Bee orchids (Ophrys apifera) are easily identifiable by their eye-catching flowers, which are present during June and July. The attractive flowers mimic an insect feeding on a flower – with a furry lip that looks like the body of a bee, 2 sepals (the outermost parts of a flower) that look like antennae and another 3 outer sepals that resemble large pink petals.

As a result of this deception and an attractive scent, male bees try to mate with the lip of the flower (known as pseudocopulation). This mimicry has been favoured by natural selection because the bees unwittingly bring about pollination of the orchids by transferring pollen to the female parts of the next flower they visit.

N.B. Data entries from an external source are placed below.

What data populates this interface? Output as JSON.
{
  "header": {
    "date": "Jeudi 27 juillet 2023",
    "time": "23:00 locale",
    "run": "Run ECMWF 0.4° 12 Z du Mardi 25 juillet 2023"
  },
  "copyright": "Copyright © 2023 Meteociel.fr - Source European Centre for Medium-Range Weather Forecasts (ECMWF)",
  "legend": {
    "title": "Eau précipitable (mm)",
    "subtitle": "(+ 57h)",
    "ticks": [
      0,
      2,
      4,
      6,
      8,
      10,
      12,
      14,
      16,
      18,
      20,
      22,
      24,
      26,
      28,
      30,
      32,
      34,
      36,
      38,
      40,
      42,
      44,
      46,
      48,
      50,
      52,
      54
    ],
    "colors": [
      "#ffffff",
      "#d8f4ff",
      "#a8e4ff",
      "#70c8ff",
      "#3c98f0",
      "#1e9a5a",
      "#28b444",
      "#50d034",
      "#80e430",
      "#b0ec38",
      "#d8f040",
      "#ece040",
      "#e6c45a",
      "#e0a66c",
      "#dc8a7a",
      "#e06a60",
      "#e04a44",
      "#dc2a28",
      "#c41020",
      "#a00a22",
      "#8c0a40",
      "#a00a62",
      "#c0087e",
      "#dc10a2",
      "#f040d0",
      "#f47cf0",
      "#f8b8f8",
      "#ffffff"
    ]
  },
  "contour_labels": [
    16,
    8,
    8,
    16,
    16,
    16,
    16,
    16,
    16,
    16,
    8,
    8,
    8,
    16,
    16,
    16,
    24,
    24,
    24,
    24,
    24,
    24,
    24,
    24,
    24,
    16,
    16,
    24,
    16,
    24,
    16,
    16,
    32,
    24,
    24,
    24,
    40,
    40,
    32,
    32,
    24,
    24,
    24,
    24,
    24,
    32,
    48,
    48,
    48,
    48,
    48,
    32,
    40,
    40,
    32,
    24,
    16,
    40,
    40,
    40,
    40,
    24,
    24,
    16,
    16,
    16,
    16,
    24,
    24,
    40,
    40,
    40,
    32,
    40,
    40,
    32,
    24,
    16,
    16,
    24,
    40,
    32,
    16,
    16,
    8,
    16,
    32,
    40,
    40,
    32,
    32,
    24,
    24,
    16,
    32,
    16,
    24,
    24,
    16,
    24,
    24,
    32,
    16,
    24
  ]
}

Bee orchids don’t depend on bees to reproduce, however, and in Britain they are generally self-pollinated. But the closely related fly orchid (Ophrys insectifera), early spider orchid (Ophrys sphegodes) and late spider orchid (Ophrys fuciflora) are reliant on their insect pollinators and also lure them with fake signals.

Looking for bee orchids in the UK

Of all the insect-mimicking orchids, you have the best chance of spotting a bee orchid. As the UK’s climate warms, this species is becoming more common and spreading northwards

Bee orchids usually grow on dry, grassy slopes where the soil is chalky or sandy and there aren’t many nutrients. They are also likely to be found in urban areas, particularly on roadsides and old industrial sites

Late spider orchid, Ophrys fuciflora

The late spider orchid, Ophrys fuciflora, is very rare in the UK, growing at fewer than 10 sites.

Fly and spider orchids much rarer

The other Ophrys species are rare or declining in the UK, so you are far less likely to see them. 

Fly orchids were once widespread, growing at the edge of woodland and in clearings. But they have declined so rapidly and to such an extent that they are now listed as Vulnerable by the International Union for Conservation of Nature.

The rarest of the 4 British species is the late spider orchid. Very small populations are found at less than 10 sites in Kent. The early spider orchid is also rare, and largely restricted to the south coast of England. Both are protected by law under Schedule 8 of the Wildlife and Countryside Act (1981).

Unusual forms

The bee orchid is very variable in terms of colour, markings and flower shape. There is very little data on the distribution of these unusual forms (usually regarded as varieties) as they are under-recorded.